Possible outlier: Country X with unusually high infection rate but low mortality rate.

Bar Chart Analysis:
Highest mortality rate observed in: Continent Y.
Lowest mortality rate observed in: Continent Z.
Note: Differences in healthcare infrastructure and testing rates may influence mortality rates.

Summary and Hypotheses:
Overall, the visualizations suggest a correlation between higher infection rates and higher mortality rates.
Hypothesis: Countries with better healthcare infrastructure h

## Summary:

### Data Analysis Key Findings
* **Missing Data:**  The `df_covid` dataset contained substantial missing values in several columns such as 'New Cases', 'New Deaths', 'Serious,Critical', and others.  The `df_coviddeath` dataset also had missing values in 'Number of COVID-19 Deaths' and 'Flag'.
* **Data Merging Challenges:** An initial attempt to merge `df_covid` and `df_covid_grouped` using multiple columns failed due to a `KeyError`.  A successful merge was performed using only the 'Country/Region' column.
* **Feature Engineering:**  'InfectionRate' and 'MortalityRate' were calculated and added to the merged dataset.
* **Visualization Insights (Placeholder):** The analysis included placeholder comments regarding expected insights from the visualizations, such as high infection rates in North America and Europe, and a potential positive correlation between total cases and total deaths.  These were not based on actual visualization data but represent the *kind* of observations that were intended.
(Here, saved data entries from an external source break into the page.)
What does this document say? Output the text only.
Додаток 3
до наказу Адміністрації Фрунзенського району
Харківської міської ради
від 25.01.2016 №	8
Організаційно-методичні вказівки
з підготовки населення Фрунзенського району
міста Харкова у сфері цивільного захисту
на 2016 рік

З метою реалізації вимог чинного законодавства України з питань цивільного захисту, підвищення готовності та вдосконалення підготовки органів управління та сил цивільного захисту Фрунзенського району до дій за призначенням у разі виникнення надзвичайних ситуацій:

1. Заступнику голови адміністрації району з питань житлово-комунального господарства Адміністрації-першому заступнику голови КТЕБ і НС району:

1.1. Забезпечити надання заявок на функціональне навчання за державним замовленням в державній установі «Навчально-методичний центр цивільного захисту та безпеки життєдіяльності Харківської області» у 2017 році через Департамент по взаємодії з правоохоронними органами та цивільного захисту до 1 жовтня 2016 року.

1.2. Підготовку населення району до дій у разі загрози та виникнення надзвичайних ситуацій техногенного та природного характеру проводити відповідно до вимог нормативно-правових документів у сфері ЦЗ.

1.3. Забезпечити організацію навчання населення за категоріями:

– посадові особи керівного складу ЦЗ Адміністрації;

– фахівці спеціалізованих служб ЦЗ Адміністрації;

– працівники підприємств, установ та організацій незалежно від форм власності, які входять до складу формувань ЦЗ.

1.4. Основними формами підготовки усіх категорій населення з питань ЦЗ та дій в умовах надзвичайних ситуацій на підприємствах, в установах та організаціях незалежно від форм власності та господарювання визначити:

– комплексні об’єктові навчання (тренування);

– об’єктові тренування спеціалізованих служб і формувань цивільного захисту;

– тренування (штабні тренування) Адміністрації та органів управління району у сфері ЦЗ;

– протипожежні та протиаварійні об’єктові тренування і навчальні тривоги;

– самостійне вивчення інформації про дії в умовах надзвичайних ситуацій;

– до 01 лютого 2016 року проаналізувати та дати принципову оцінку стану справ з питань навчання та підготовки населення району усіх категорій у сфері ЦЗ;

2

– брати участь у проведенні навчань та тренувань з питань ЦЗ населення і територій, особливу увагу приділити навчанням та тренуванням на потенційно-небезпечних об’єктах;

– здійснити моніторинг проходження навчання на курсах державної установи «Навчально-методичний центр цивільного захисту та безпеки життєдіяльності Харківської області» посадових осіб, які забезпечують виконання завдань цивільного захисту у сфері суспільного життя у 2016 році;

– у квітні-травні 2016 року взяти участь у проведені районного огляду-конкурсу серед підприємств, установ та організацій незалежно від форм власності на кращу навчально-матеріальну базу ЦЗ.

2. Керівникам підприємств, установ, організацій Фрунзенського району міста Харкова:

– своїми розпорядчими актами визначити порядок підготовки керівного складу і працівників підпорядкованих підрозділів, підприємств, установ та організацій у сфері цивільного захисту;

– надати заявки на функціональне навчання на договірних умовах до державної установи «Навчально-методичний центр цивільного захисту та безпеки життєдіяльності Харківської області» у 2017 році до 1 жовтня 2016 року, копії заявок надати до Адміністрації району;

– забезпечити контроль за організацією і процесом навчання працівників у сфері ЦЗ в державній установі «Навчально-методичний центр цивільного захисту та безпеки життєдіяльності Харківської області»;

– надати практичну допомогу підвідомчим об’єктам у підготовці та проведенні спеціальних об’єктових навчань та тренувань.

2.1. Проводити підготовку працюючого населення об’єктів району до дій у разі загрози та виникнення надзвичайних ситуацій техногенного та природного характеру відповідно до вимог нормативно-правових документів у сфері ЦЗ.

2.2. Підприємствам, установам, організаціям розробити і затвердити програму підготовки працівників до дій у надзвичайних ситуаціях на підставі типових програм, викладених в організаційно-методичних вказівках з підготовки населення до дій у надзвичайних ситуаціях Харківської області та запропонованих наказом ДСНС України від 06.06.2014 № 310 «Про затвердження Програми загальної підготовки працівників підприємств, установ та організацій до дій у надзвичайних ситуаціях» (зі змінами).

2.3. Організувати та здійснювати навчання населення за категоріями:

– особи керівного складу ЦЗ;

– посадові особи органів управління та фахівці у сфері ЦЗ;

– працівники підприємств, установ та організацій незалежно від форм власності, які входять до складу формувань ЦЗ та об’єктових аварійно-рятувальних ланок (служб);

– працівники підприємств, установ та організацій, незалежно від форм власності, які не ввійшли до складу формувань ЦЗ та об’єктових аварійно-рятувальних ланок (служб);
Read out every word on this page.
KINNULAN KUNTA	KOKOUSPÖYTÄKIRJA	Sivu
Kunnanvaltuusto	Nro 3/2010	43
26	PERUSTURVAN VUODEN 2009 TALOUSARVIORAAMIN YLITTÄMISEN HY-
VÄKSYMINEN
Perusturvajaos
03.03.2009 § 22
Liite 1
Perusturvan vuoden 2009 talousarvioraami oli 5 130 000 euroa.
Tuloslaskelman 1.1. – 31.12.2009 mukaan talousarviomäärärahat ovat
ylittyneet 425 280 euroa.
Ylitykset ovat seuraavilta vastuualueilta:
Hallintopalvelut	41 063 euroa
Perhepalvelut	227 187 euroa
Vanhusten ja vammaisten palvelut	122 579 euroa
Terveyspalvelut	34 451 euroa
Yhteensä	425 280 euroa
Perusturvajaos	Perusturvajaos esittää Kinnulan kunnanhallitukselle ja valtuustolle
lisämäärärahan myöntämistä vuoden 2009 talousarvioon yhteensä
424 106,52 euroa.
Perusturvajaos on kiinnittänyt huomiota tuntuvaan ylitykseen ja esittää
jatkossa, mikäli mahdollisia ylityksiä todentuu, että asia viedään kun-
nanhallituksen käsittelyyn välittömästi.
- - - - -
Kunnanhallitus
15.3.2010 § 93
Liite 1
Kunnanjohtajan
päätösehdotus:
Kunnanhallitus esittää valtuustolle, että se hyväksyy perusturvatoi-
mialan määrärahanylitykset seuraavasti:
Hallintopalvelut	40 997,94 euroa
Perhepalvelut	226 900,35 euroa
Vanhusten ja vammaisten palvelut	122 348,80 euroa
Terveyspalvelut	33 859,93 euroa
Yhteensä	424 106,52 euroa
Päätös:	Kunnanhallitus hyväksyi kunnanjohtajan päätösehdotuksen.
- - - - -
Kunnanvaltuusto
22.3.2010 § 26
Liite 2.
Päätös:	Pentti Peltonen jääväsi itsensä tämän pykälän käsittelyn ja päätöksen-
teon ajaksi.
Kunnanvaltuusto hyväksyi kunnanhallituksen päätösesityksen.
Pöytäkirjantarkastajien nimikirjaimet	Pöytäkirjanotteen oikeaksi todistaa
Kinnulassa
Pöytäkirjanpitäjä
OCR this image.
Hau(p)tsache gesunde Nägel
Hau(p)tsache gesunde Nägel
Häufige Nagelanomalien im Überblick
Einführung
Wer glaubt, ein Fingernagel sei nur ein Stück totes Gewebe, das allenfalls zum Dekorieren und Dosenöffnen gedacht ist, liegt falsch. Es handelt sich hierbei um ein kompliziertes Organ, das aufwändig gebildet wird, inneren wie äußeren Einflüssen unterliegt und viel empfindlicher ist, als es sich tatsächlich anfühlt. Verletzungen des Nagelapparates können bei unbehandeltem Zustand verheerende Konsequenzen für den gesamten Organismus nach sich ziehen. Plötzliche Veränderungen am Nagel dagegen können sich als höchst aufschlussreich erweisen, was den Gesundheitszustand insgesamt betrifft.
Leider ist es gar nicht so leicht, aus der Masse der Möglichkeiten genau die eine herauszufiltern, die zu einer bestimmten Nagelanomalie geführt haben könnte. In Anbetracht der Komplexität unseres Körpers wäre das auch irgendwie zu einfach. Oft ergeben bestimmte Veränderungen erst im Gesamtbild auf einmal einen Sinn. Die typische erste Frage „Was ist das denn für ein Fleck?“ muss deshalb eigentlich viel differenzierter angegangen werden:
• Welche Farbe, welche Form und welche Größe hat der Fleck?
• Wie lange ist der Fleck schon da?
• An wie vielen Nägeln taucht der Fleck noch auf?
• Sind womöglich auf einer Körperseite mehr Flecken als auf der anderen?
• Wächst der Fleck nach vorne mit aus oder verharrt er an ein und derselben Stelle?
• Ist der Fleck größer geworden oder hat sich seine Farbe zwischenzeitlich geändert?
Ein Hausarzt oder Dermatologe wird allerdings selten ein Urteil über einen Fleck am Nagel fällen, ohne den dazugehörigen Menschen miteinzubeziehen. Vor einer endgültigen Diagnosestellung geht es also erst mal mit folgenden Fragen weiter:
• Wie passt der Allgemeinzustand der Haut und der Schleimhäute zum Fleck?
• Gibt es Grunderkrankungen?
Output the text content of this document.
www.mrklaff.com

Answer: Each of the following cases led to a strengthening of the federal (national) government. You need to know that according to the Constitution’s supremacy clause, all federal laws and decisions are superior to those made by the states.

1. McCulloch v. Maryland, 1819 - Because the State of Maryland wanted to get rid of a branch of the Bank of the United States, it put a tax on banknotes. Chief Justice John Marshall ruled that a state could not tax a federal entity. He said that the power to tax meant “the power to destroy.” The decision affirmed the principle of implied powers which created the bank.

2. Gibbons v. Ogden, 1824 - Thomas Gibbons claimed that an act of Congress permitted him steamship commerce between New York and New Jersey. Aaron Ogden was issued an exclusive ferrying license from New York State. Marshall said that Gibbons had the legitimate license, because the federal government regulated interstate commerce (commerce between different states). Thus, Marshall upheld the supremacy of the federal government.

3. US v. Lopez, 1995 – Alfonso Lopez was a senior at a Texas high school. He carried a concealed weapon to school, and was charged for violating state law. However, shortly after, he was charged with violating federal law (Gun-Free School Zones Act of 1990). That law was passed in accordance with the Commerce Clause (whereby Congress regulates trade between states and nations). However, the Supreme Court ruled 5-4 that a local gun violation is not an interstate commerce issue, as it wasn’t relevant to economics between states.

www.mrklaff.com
### Insights or Next Steps
* **Investigate Data Inconsistencies:**  More rigorous handling of potential inconsistencies in categorical data (e.g., country names) is necessary for improved data quality and more reliable analysis.
* **Refine Data Merging Strategy:** Explore alternative merging strategies (e.g., fuzzy matching) to address potential discrepancies in column names or values, and consider using more than one column to ensure correct merging.